The bare minimum for transparency, according to Ad Standards, the Better Business Bureau, and the federal Competition Act, is to identify this type of advertisement as advertisement. “Influencers should clearly disclose any material connections they have with the companies whose products or services they feature,” states the Deceptive Marketing Practices Digest, which is published by Canada’s Competition Bureau, an independent law-enforcement agency that enforces the Competition Act.

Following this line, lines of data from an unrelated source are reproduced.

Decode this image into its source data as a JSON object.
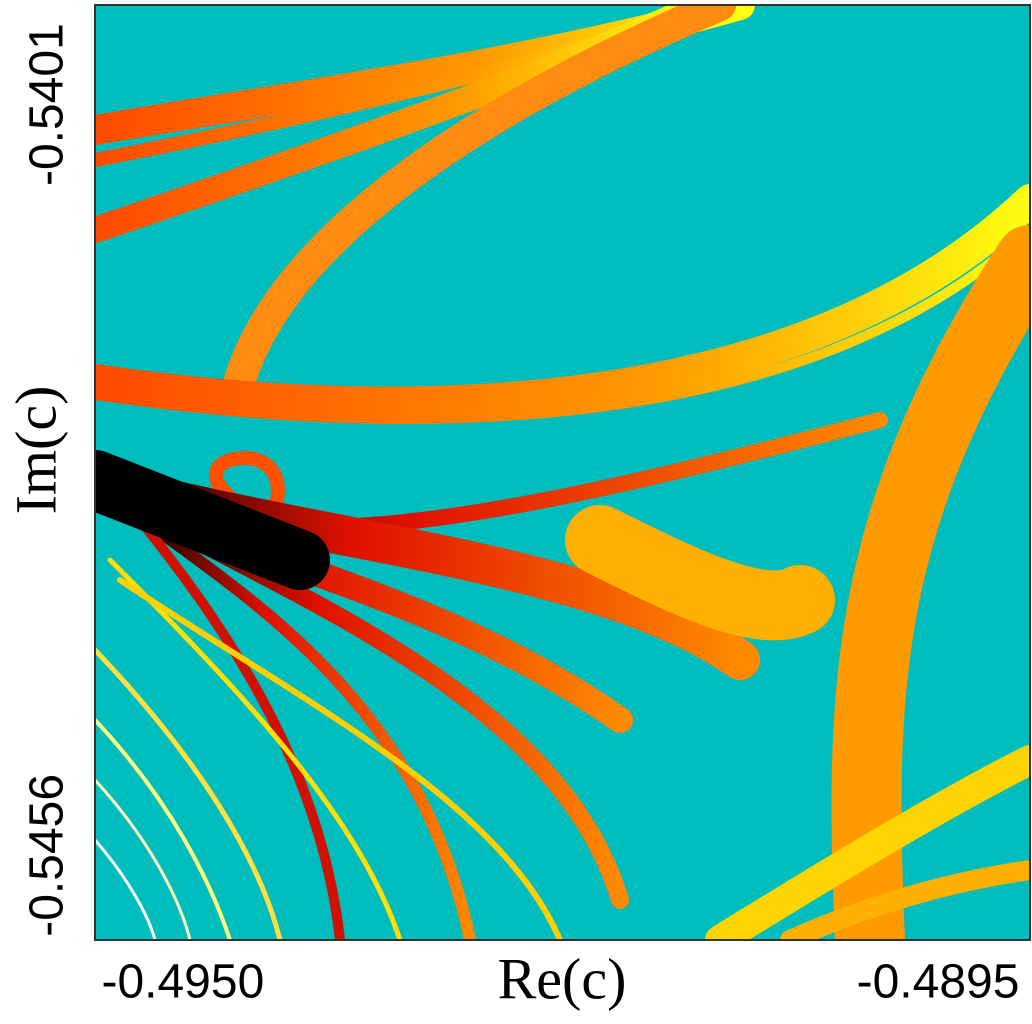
{
  "chart_data": {
    "type": "image",
    "xlabel": "Re(c)",
    "ylabel": "Im(c)",
    "xlim": [
      -0.49564,
      -0.48883
    ],
    "ylim": [
      -0.54622,
      -0.53937
    ],
    "xticks": [
      {
        "value": -0.495,
        "label": "-0.4950"
      },
      {
        "value": -0.4895,
        "label": "-0.4895"
      }
    ],
    "yticks": [
      {
        "value": -0.5456,
        "label": "-0.5456"
      },
      {
        "value": -0.5401,
        "label": "-0.5401"
      }
    ],
    "background": "#00bdbd"
  }
}
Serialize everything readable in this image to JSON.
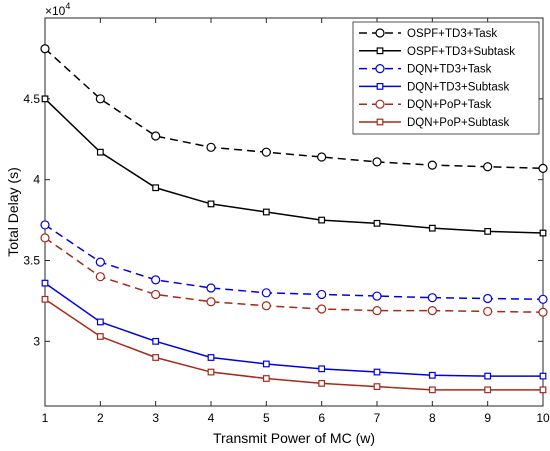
{
  "chart_data": {
    "type": "line",
    "title": "",
    "xlabel": "Transmit Power of MC (w)",
    "ylabel": "Total Delay (s)",
    "y_multiplier": {
      "base": "×10",
      "exponent": "4"
    },
    "xlim": [
      1,
      10
    ],
    "ylim": [
      2.6,
      5.0
    ],
    "x_ticks": [
      1,
      2,
      3,
      4,
      5,
      6,
      7,
      8,
      9,
      10
    ],
    "y_ticks": [
      3,
      3.5,
      4,
      4.5
    ],
    "grid": false,
    "legend_position": "top-right",
    "x": [
      1,
      2,
      3,
      4,
      5,
      6,
      7,
      8,
      9,
      10
    ],
    "series": [
      {
        "name": "OSPF+TD3+Task",
        "color": "#000000",
        "dash": "dashed",
        "marker": "circle",
        "values": [
          4.81,
          4.5,
          4.27,
          4.2,
          4.17,
          4.14,
          4.11,
          4.09,
          4.08,
          4.07
        ]
      },
      {
        "name": "OSPF+TD3+Subtask",
        "color": "#000000",
        "dash": "solid",
        "marker": "square",
        "values": [
          4.5,
          4.17,
          3.95,
          3.85,
          3.8,
          3.75,
          3.73,
          3.7,
          3.68,
          3.67
        ]
      },
      {
        "name": "DQN+TD3+Task",
        "color": "#0000e6",
        "dash": "dashed",
        "marker": "circle",
        "values": [
          3.72,
          3.49,
          3.38,
          3.33,
          3.3,
          3.29,
          3.28,
          3.27,
          3.265,
          3.26
        ]
      },
      {
        "name": "DQN+TD3+Subtask",
        "color": "#0000e6",
        "dash": "solid",
        "marker": "square",
        "values": [
          3.36,
          3.12,
          3.0,
          2.9,
          2.86,
          2.83,
          2.81,
          2.79,
          2.785,
          2.785
        ]
      },
      {
        "name": "DQN+PoP+Task",
        "color": "#a52a1a",
        "dash": "dashed",
        "marker": "circle",
        "values": [
          3.64,
          3.4,
          3.29,
          3.245,
          3.22,
          3.2,
          3.19,
          3.19,
          3.185,
          3.18
        ]
      },
      {
        "name": "DQN+PoP+Subtask",
        "color": "#a52a1a",
        "dash": "solid",
        "marker": "square",
        "values": [
          3.26,
          3.03,
          2.9,
          2.81,
          2.77,
          2.74,
          2.72,
          2.7,
          2.7,
          2.7
        ]
      }
    ]
  }
}
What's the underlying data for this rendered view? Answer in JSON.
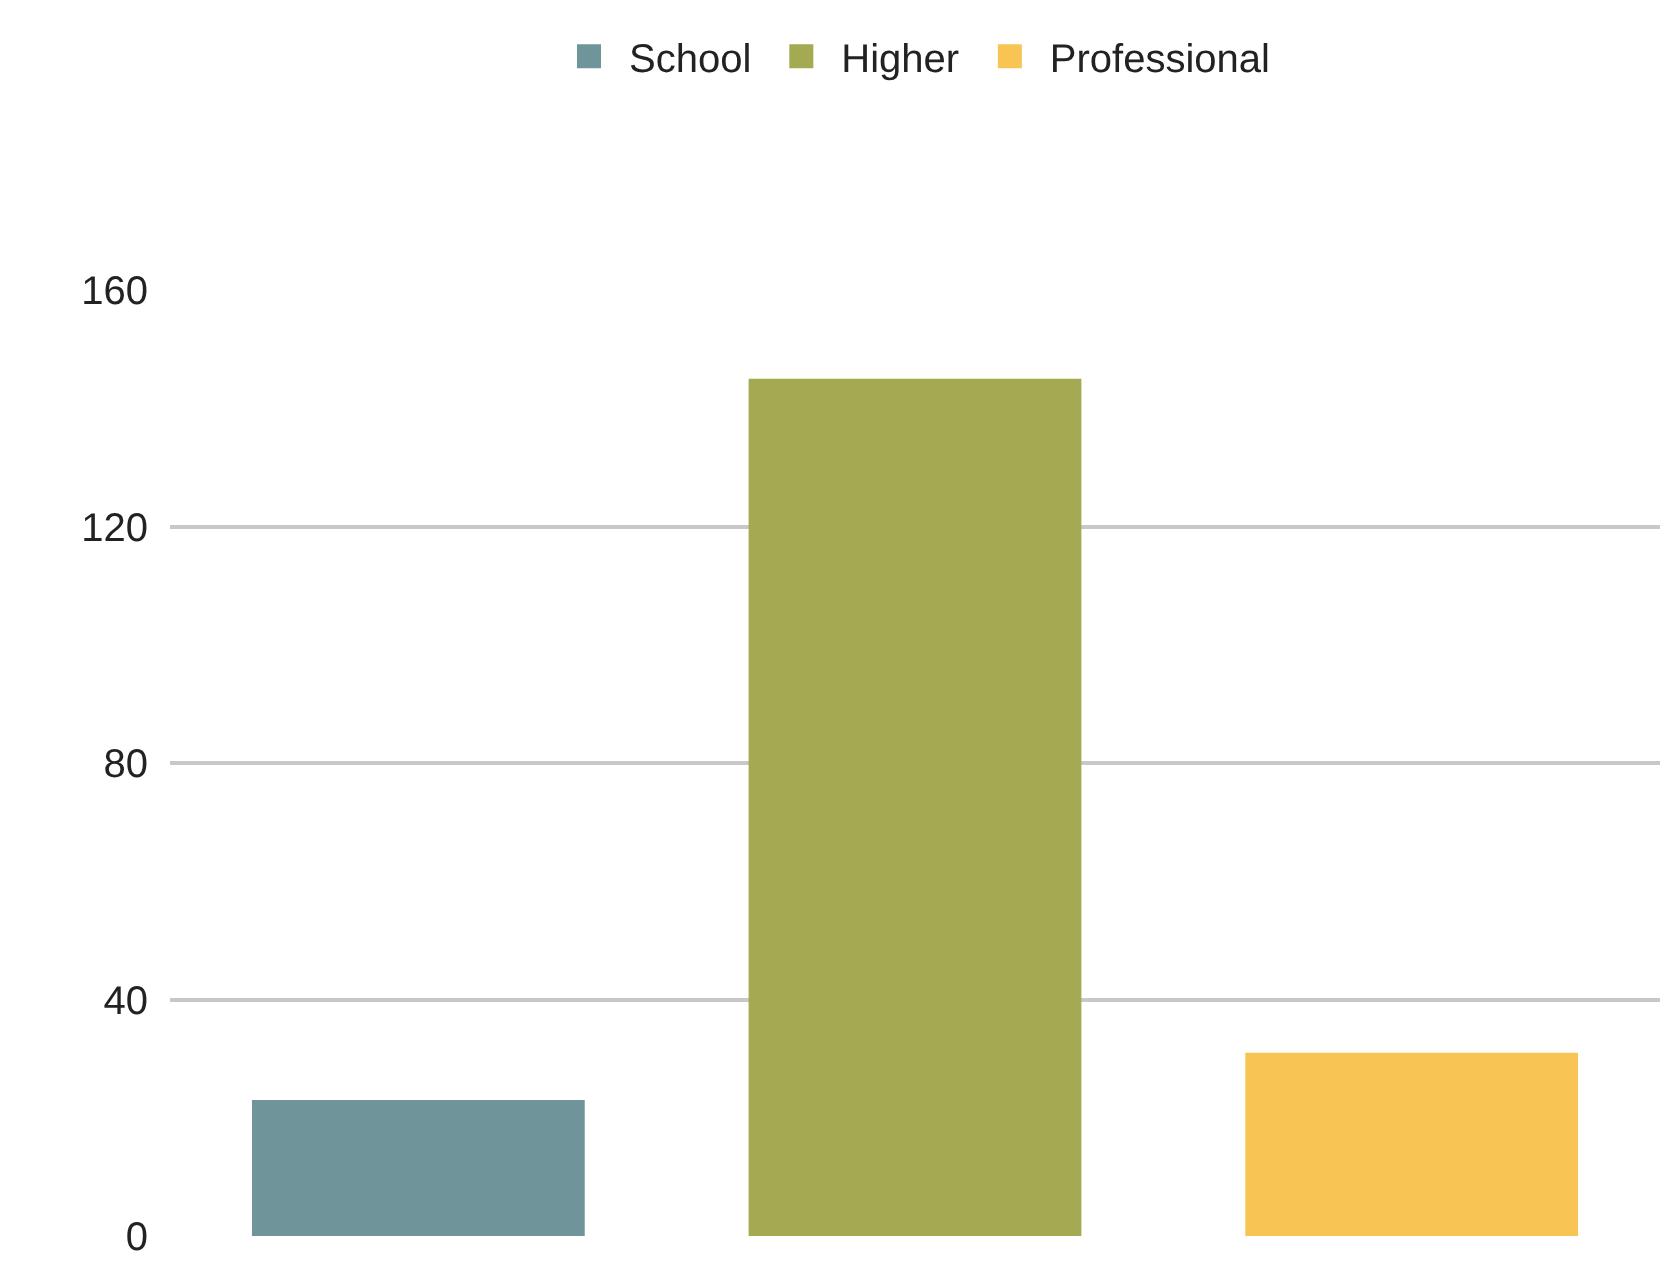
{
  "chart_data": {
    "type": "bar",
    "categories": [
      null
    ],
    "series": [
      {
        "name": "School",
        "color": "#6f949a",
        "values": [
          23
        ]
      },
      {
        "name": "Higher",
        "color": "#a4aa52",
        "values": [
          145
        ]
      },
      {
        "name": "Professional",
        "color": "#f8c453",
        "values": [
          31
        ]
      }
    ],
    "ylim": [
      0,
      160
    ],
    "yticks": [
      0,
      40,
      80,
      120,
      160
    ],
    "grid": "y",
    "legend": "top"
  }
}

Nearly 70 per cent of complaints the bureau receives — about 3,500 a year — involve deceptive marketing. “We strongly encourage anyone who feels they have been misled by false or misleading representations to contact the Bureau and file a complaint,” says senior communications adviser Eric Joyce, by email. “All allegations of false or misleading representations are taken very seriously. When we find evidence of behaviour contrary to the law, we do not hesitate to take action.”
Joyce added that he recommends influencers ask themselves, “‘Will it be clear to readers who see this content for the first time that I have a material connection with the company who sells the product or service?’ before publishing content. If the answer to this is no, or is in doubt, then the disclosure will not necessarily protect the influencer from potential liability.”
While many of the posts I saw that had tagged Node or that Node itself had published were extensively hashtagged — with #blogto, #cravethe6ix, #craveto, #feedmetoronto, #foodtoronto, #narcitytoronto, #nowtoronto, #tastethesix, #tastetoronto, #topcitybites, #tofoodie, #dishedto, #yelptoronto, #yelpgta, #dailyhiveto, #nodeapp, #instafoodies, #burger, #blogto, #craveto, #feedfeed, #gastropost, #igfoodie, #foodography, #eatthis, and/or #foodbeast, among others — I couldn’t find one that included the standard hashtag #ad. It took 10 minutes of scrolling to find a post that stated, “This post is sponsored.”
This type of advertising is rampant on Instagram. It wouldn’t be fair to single out Node for it — if the company hadn’t contacted me first. Asked whether Node requires influencers to disclose material connections to advertisers using the #ad hashtag, the company’s marketing and communications specialist Allysha Yung responded, “The influencers that sign up on our platform have an understanding that they are delivering an Instagram post in exchange for free food!” Armin Faraji, a team lead for Node, later followed up with an email stating that “while it is up to influencers to include the proper disclosures, brands that use our platform to connect with influencers are responsible for instructing the influencers they work with.”
We live in rapidly changing times. Our values are shifting; goalposts are moving faster than we can adapt. Influencer marketing is just another example of technology outpacing our ability to have meaningful, timely conversations about what these changes mean for our culture.